What does all this have to do with Gladwell's book on outliers? Nothing really, except a reiteration to take a fresh and deep look at outliers before tossing them away or standardising them. As for the book, it was alright(not earth shattering), the reason behind the Korean airline crashes made for the best reading.

Wednesday, January 7, 2009

Book Review: Super Crunchers-The fight between experts, gut and data

I enjoyed reading Ian Ayres book. Let me say that again and right - I really enjoyed reading Ian Ayres book. For those who have not already read the book-it details how data driven number crunching algorithms work better than expert predictions and gut feelings and how super crunchers(read-statistically literate and number crunching savvy) individuals will have an edge in decision making in the future.

I liked the book because it lucidly illustrates trends that I have seen in the last decade-a better adoption of predictive models among businesses, more data generation and storage, an industry wide need for talented number crunchers and the conflict when data driven approaches come face to face with the resident expert or the manager who swears by his gut.
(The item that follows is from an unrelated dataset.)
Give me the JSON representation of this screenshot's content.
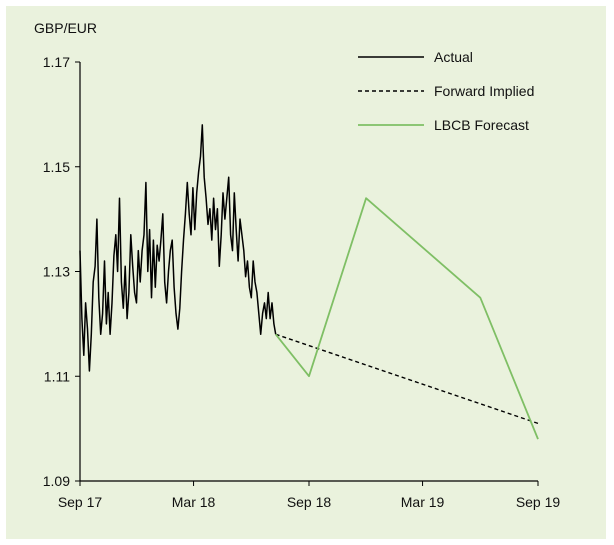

The case studies are very interesting and apt-it was amusing to read about the prediction of a vintage by an algorithm(I must pick up some wine based on the prediction soon). I could empathise with the story about a fellow economists frustration at waiting to get the final odds number on the Downs syndrome screening for his unborn child, and the inability of the technicians to apply the Bayes theorem(I've been there). As Ayres points out, I agree neural nets have a long way to go before they replace other mainstream techniques and it's not just due to the over fitting problem. Randomised trials still need to become mainstream among most marketers.


What really makes the book stand out is that data crunchers like me along with millions others 'get it'. I build predictive models that are elegant and simple and able to help clients make better decisions about their businesses. We constantly face sceptics about how predictive models can fare better than the resident experts knowledge of his market or brand or business. We sometimes pitch to client's who tell us their business problems cannot be put in an equation(it makes me squirm because I have a personal data project on which aims at predicting market prices for Indian contemporary art). After years in statistics, it's still difficult to help people understand standard deviation or 2SD.

Do I agree with the book's central premise-yes I do. In a data driven world, let numbers do the talking-stand aside experts and intuition.